On the 18th day into our safari, we flew out from the Serengeti on a small plane around noon. Interestingly, we were the only passengers, and we learned that our pilot’ sister lives near Seattle. After a 55- minute flight, we met our new driver/guide, Humphrey (our Serengeti guide, Seph’s good friend), then our afternoon safari started right away.
While in the park, we learned about its interesting trees, wide variety of birds, and blue monkeys, who were running away from us, not giving us a chance to take a good photo of them.
From the shaded picnic area where we had lunch (which included the smallest and sweetest local bananas I ever had in my life), we enjoyed the view of the lake, the natural beauty of the surrounding area, and spotted our first baobab tree.
We hoped to see some lions up in the tree, but no luck. Unfortunately, they are rarely seen nowadays. However, the elephants and the zebras and some wildebeest, which are lighter in color here than in the Serengeti, were easily seen. We especially enjoyed watching and listening to the elephants noisily eating the bushes.
The marshes by the lake offered some birds, and on our way out of the park we said good bye to the warthogs and baboons.
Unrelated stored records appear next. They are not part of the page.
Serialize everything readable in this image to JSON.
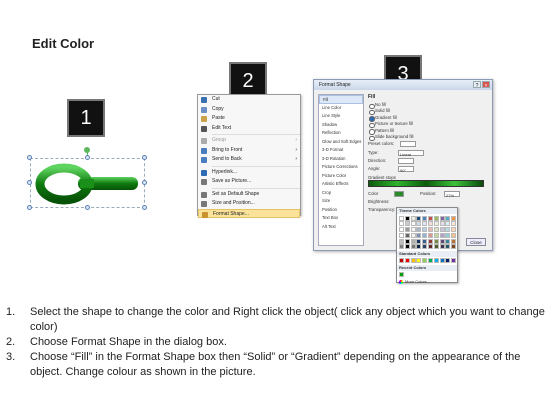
{
  "title": "Edit Color",
  "steps_badges": [
    "1",
    "2",
    "3"
  ],
  "context_menu": {
    "items": [
      {
        "label": "Cut",
        "icon": "scissors-icon",
        "color": "#3a6fb0",
        "state": "normal",
        "submenu": false
      },
      {
        "label": "Copy",
        "icon": "copy-icon",
        "color": "#6b8fc4",
        "state": "normal",
        "submenu": false
      },
      {
        "label": "Paste",
        "icon": "paste-icon",
        "color": "#c9a24a",
        "state": "normal",
        "submenu": false
      },
      {
        "label": "Edit Text",
        "icon": "edit-text-icon",
        "color": "#555555",
        "state": "normal",
        "submenu": false
      },
      {
        "label": "Group",
        "icon": "group-icon",
        "color": "#aaaaaa",
        "state": "disabled",
        "submenu": true
      },
      {
        "label": "Bring to Front",
        "icon": "bring-front-icon",
        "color": "#4a7cc0",
        "state": "normal",
        "submenu": true
      },
      {
        "label": "Send to Back",
        "icon": "send-back-icon",
        "color": "#4a7cc0",
        "state": "normal",
        "submenu": true
      },
      {
        "label": "Hyperlink...",
        "icon": "hyperlink-icon",
        "color": "#2d6bb5",
        "state": "normal",
        "submenu": false
      },
      {
        "label": "Save as Picture...",
        "icon": "save-picture-icon",
        "color": "#777777",
        "state": "normal",
        "submenu": false
      },
      {
        "label": "Set as Default Shape",
        "icon": "default-shape-icon",
        "color": "#777777",
        "state": "normal",
        "submenu": false
      },
      {
        "label": "Size and Position...",
        "icon": "size-position-icon",
        "color": "#777777",
        "state": "normal",
        "submenu": false
      },
      {
        "label": "Format Shape...",
        "icon": "format-shape-icon",
        "color": "#c8922c",
        "state": "highlighted",
        "submenu": false
      }
    ]
  },
  "format_dialog": {
    "title": "Format Shape",
    "categories": [
      "Fill",
      "Line Color",
      "Line Style",
      "Shadow",
      "Reflection",
      "Glow and Soft Edges",
      "3-D Format",
      "3-D Rotation",
      "Picture Corrections",
      "Picture Color",
      "Artistic Effects",
      "Crop",
      "Size",
      "Position",
      "Text Box",
      "Alt Text"
    ],
    "selected_category": "Fill",
    "panel_heading": "Fill",
    "fill_options": [
      "No fill",
      "Solid fill",
      "Gradient fill",
      "Picture or texture fill",
      "Pattern fill",
      "Slide background fill"
    ],
    "selected_fill": "Gradient fill",
    "labels": {
      "preset": "Preset colors:",
      "type": "Type:",
      "type_value": "Linear",
      "direction": "Direction:",
      "angle": "Angle:",
      "angle_value": "90°",
      "stops": "Gradient stops",
      "color": "Color",
      "position": "Position:",
      "position_value": "27%",
      "brightness": "Brightness:",
      "transparency": "Transparency:"
    },
    "close_label": "Close"
  },
  "palette": {
    "theme_label": "Theme Colors",
    "standard_label": "Standard Colors",
    "recent_label": "Recent Colors",
    "more_label": "More Colors...",
    "theme_top": [
      "#ffffff",
      "#000000",
      "#eeece1",
      "#1f497d",
      "#4f81bd",
      "#c0504d",
      "#9bbb59",
      "#8064a2",
      "#4bacc6",
      "#f79646"
    ],
    "standard": [
      "#c00000",
      "#ff0000",
      "#ffc000",
      "#ffff00",
      "#92d050",
      "#00b050",
      "#00b0f0",
      "#0070c0",
      "#002060",
      "#7030a0"
    ],
    "recent": [
      "#00a000"
    ]
  },
  "instructions": [
    {
      "num": "1.",
      "text": "Select the shape to change the color and Right click the object( click any object which you want to change color)"
    },
    {
      "num": "2.",
      "text": "Choose Format Shape in the dialog box."
    },
    {
      "num": "3.",
      "text": "Choose “Fill” in the Format Shape box then “Solid” or “Gradient” depending on the appearance of the object. Change colour as shown in the picture."
    }
  ]
}
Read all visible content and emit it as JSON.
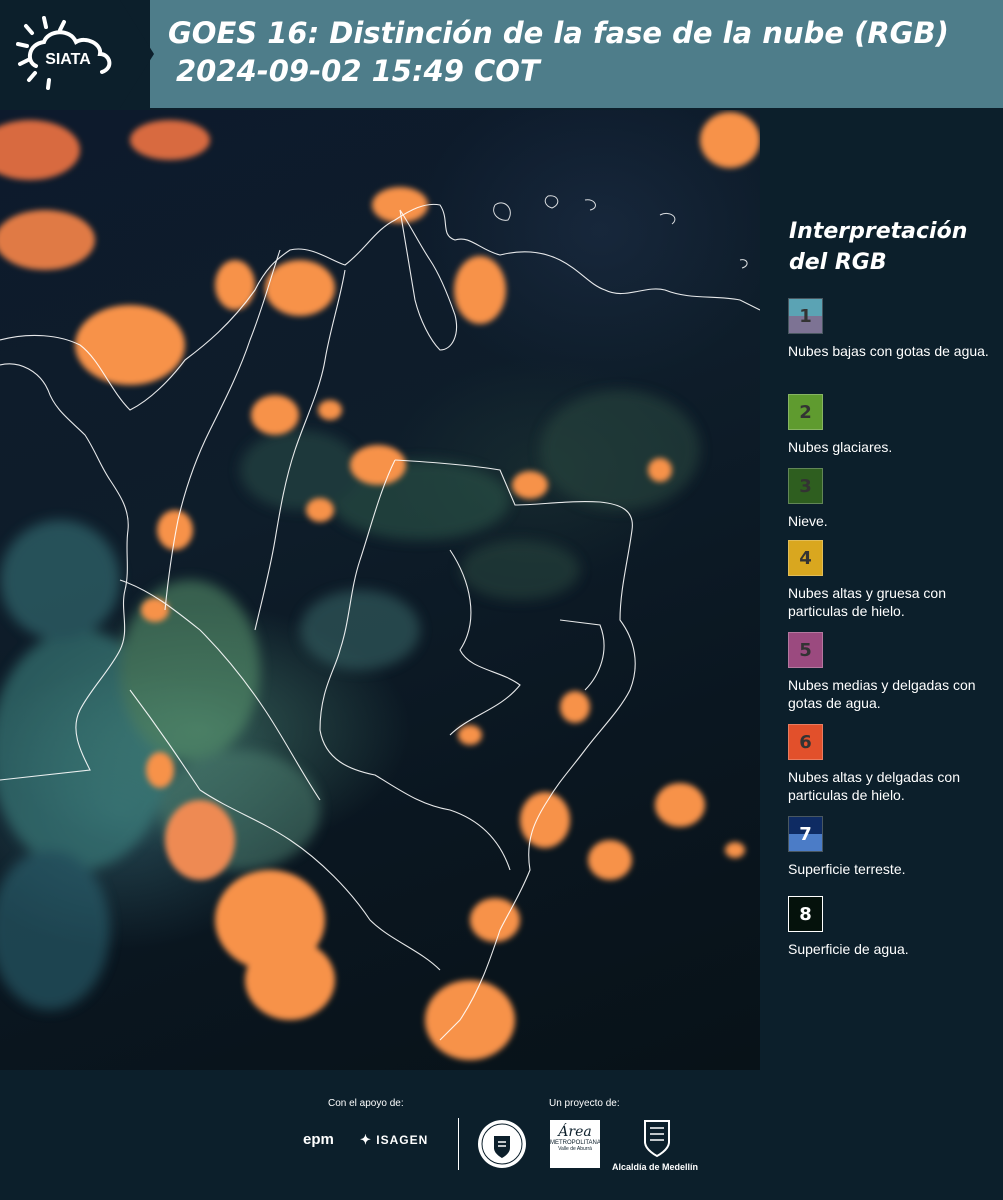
{
  "header": {
    "logo_text": "SIATA",
    "title_line1": "GOES 16: Distinción de la fase de la nube (RGB)",
    "title_line2": "2024-09-02 15:49 COT"
  },
  "legend": {
    "title": "Interpretación del RGB",
    "items": [
      {
        "number": "1",
        "label": "Nubes bajas con gotas de agua.",
        "color_top": "#5ba3b4",
        "color_bottom": "#7d7394"
      },
      {
        "number": "2",
        "label": "Nubes glaciares.",
        "color": "#5f9b2f"
      },
      {
        "number": "3",
        "label": "Nieve.",
        "color": "#2e5e1f"
      },
      {
        "number": "4",
        "label": "Nubes altas y gruesa con particulas de hielo.",
        "color": "#d9a71f"
      },
      {
        "number": "5",
        "label": "Nubes medias y delgadas con gotas de agua.",
        "color": "#9b4a7f"
      },
      {
        "number": "6",
        "label": "Nubes altas y delgadas con particulas de hielo.",
        "color": "#e2502b"
      },
      {
        "number": "7",
        "label": "Superficie terreste.",
        "color_top": "#0e2b63",
        "color_bottom": "#4b7cc7"
      },
      {
        "number": "8",
        "label": "Superficie de agua.",
        "color": "#05120c"
      }
    ]
  },
  "footer": {
    "support_label": "Con el apoyo de:",
    "project_label": "Un proyecto de:",
    "sponsor_epm": "epm",
    "sponsor_isagen": "ISAGEN",
    "area_text": "Área",
    "area_sub": "METROPOLITANA",
    "area_sub2": "Valle de Aburrá",
    "alcaldia": "Alcaldía de Medellín"
  }
}
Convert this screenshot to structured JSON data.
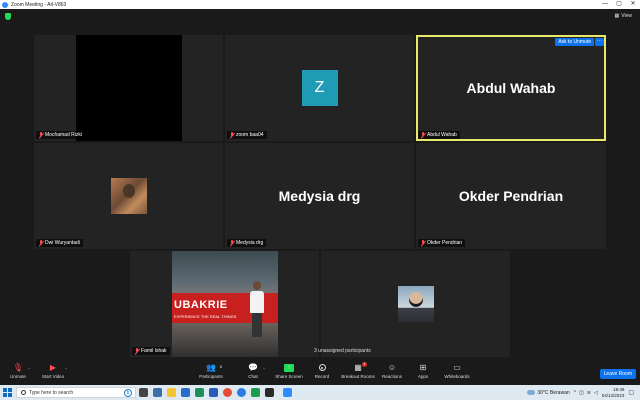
{
  "window": {
    "title": "Zoom Meeting - Alt-V863",
    "controls": {
      "minimize": "—",
      "maximize": "▢",
      "close": "✕"
    }
  },
  "topbar": {
    "view_label": "View"
  },
  "tiles": {
    "mochamad": {
      "name": "Mochamad Rizki"
    },
    "zoom_baa04": {
      "name": "zoom baa04",
      "avatar_letter": "Z",
      "avatar_color": "#1f9bb5"
    },
    "abdul": {
      "name": "Abdul Wahab",
      "display_name": "Abdul Wahab",
      "ask_unmute": "Ask to Unmute",
      "more": "···"
    },
    "dwi": {
      "name": "Dwi Wuryantadi"
    },
    "medysia": {
      "name": "Medysia drg",
      "display_name": "Medysia drg"
    },
    "okder": {
      "name": "Okder Pendrian",
      "display_name": "Okder Pendrian"
    },
    "famil": {
      "name": "Famil Ishak",
      "banner_text": "UBAKRIE",
      "banner_sub": "EXPERIENCE THE REAL THINGS"
    },
    "last": {
      "name": ""
    }
  },
  "unassigned_text": "3 unassigned participants",
  "toolbar": {
    "unmute": "Unmute",
    "start_video": "Start Video",
    "participants": "Participants",
    "participants_count": "8",
    "chat": "Chat",
    "share_screen": "Share Screen",
    "record": "Record",
    "breakout_rooms": "Breakout Rooms",
    "breakout_badge": "4",
    "reactions": "Reactions",
    "apps": "Apps",
    "whiteboards": "Whiteboards",
    "leave": "Leave Room"
  },
  "taskbar": {
    "search_placeholder": "Type here to search",
    "weather": "30°C  Berawan",
    "time": "18:49",
    "date": "04/13/2023"
  },
  "colors": {
    "accent": "#0e72ed",
    "active_speaker": "#e8e86a",
    "share_green": "#23d959",
    "badge": "#e02828"
  }
}
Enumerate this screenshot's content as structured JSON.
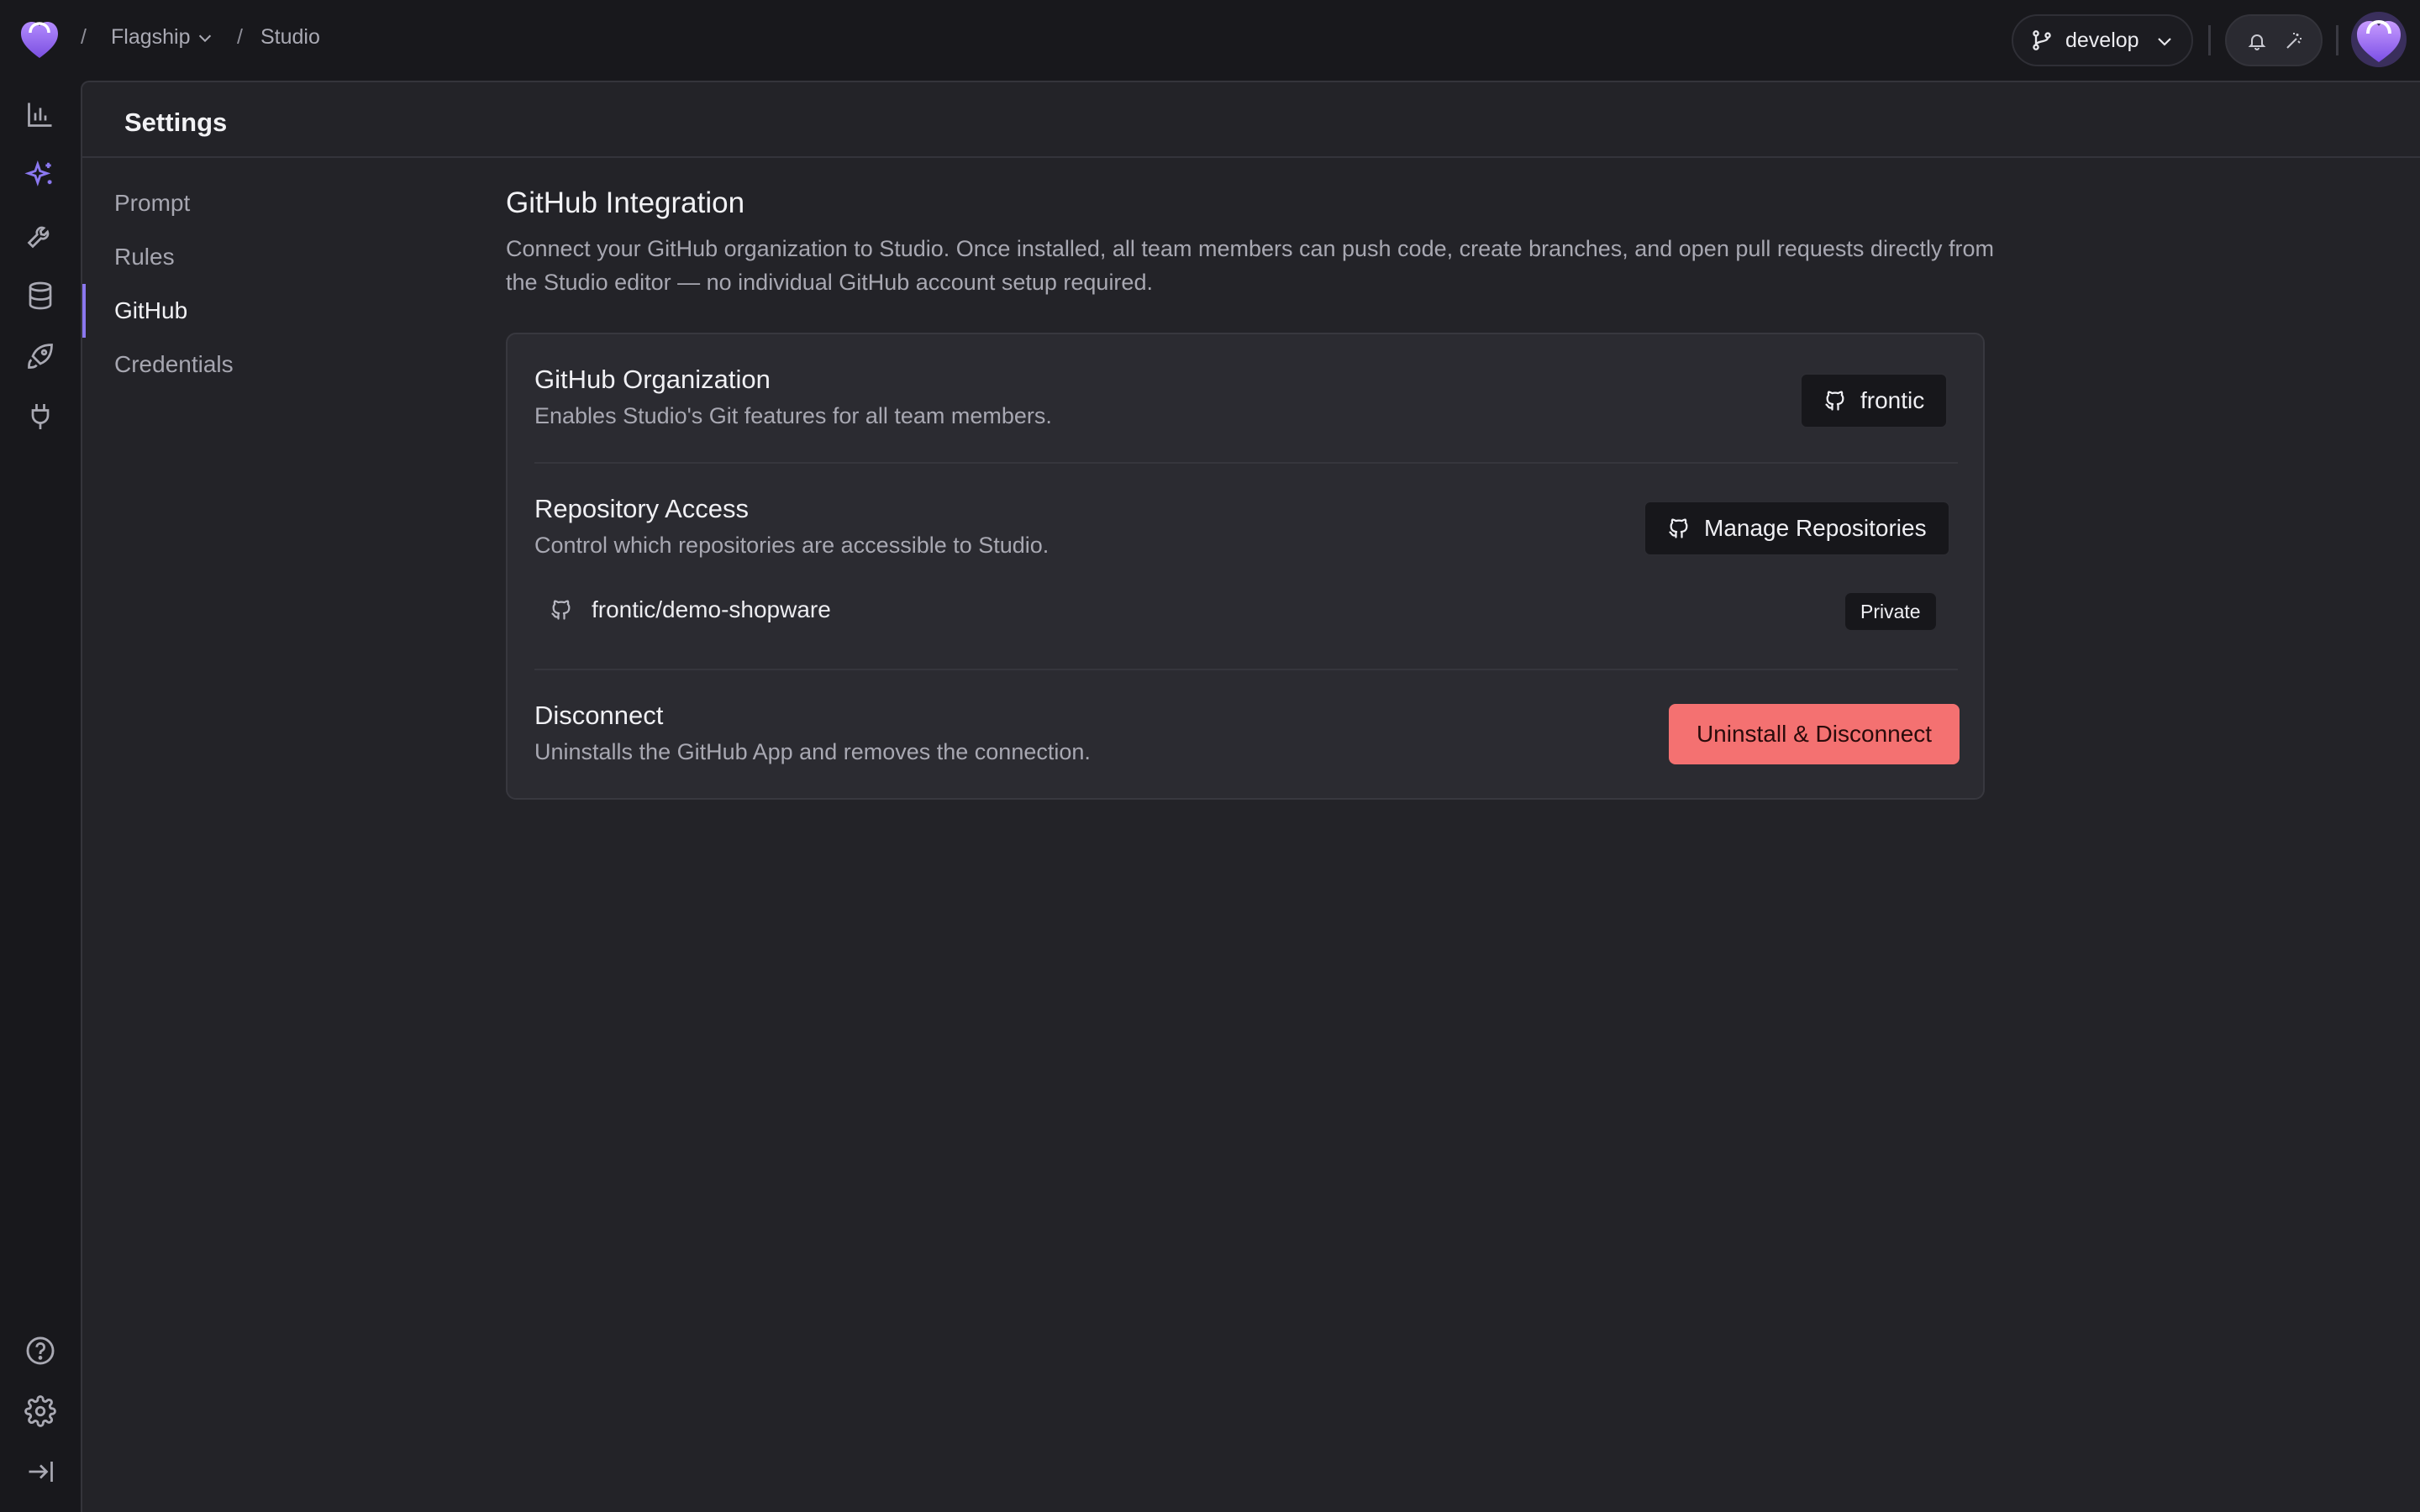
{
  "breadcrumb": {
    "separator": "/",
    "project": "Flagship",
    "page": "Studio"
  },
  "branch": {
    "name": "develop"
  },
  "colors": {
    "accent": "#8b78f0",
    "danger": "#f47171",
    "background": "#18181c",
    "panel": "#232328",
    "card": "#2b2b31"
  },
  "rail": {
    "top_icons": [
      "analytics-icon",
      "sparkles-icon",
      "wrench-icon",
      "database-icon",
      "rocket-icon",
      "plug-icon"
    ],
    "bottom_icons": [
      "help-icon",
      "gear-icon",
      "collapse-sidebar-icon"
    ],
    "active": "sparkles-icon"
  },
  "settings": {
    "title": "Settings",
    "nav": [
      {
        "label": "Prompt",
        "active": false
      },
      {
        "label": "Rules",
        "active": false
      },
      {
        "label": "GitHub",
        "active": true
      },
      {
        "label": "Credentials",
        "active": false
      }
    ]
  },
  "github": {
    "title": "GitHub Integration",
    "description": "Connect your GitHub organization to Studio. Once installed, all team members can push code, create branches, and open pull requests directly from the Studio editor — no individual GitHub account setup required.",
    "organization": {
      "title": "GitHub Organization",
      "description": "Enables Studio's Git features for all team members.",
      "button_label": "frontic"
    },
    "repository_access": {
      "title": "Repository Access",
      "description": "Control which repositories are accessible to Studio.",
      "button_label": "Manage Repositories",
      "repositories": [
        {
          "name": "frontic/demo-shopware",
          "visibility": "Private"
        }
      ]
    },
    "disconnect": {
      "title": "Disconnect",
      "description": "Uninstalls the GitHub App and removes the connection.",
      "button_label": "Uninstall & Disconnect"
    }
  }
}
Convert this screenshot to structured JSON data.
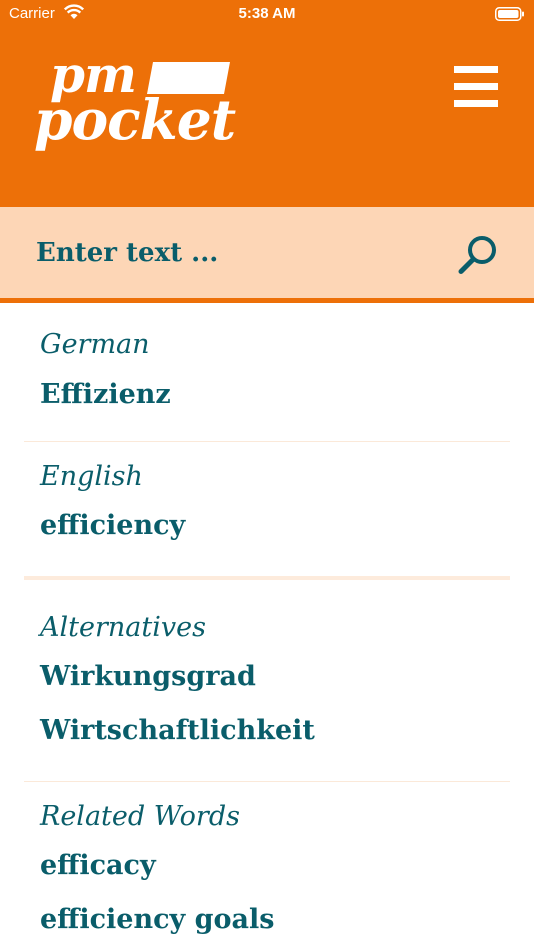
{
  "status_bar": {
    "carrier": "Carrier",
    "time": "5:38 AM"
  },
  "header": {
    "logo_line1": "pm",
    "logo_line2": "pocket",
    "accent_color": "#ed7008",
    "menu_icon": "hamburger-menu-icon"
  },
  "search": {
    "placeholder": "Enter text ...",
    "value": "",
    "icon": "search-icon"
  },
  "sections": {
    "german": {
      "label": "German",
      "term": "Effizienz"
    },
    "english": {
      "label": "English",
      "term": "efficiency"
    },
    "alternatives": {
      "label": "Alternatives",
      "items": [
        "Wirkungsgrad",
        "Wirtschaftlichkeit"
      ]
    },
    "related": {
      "label": "Related Words",
      "items": [
        "efficacy",
        "efficiency goals"
      ]
    }
  },
  "colors": {
    "text": "#0a5d6a",
    "search_bg": "#fdd6b6",
    "white": "#ffffff"
  }
}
Driving to Ngorongoro Farm House, our new accommodation for the next two nights, we stopped at the town of Karatu to exchange some money for Tanzanian schillings. To our great surprise, we ran into Seph, who after driving the entire distance from the Serengeti, wanted to meet his friend on his way home to his family in Arusha.
We had a very interesting and good day today. Even though we didn’t see the tree-climbing lions, the natural beauty of this gem of a park made up for it. We were ready for our next adventure in the world famous Ngorongoro Crater.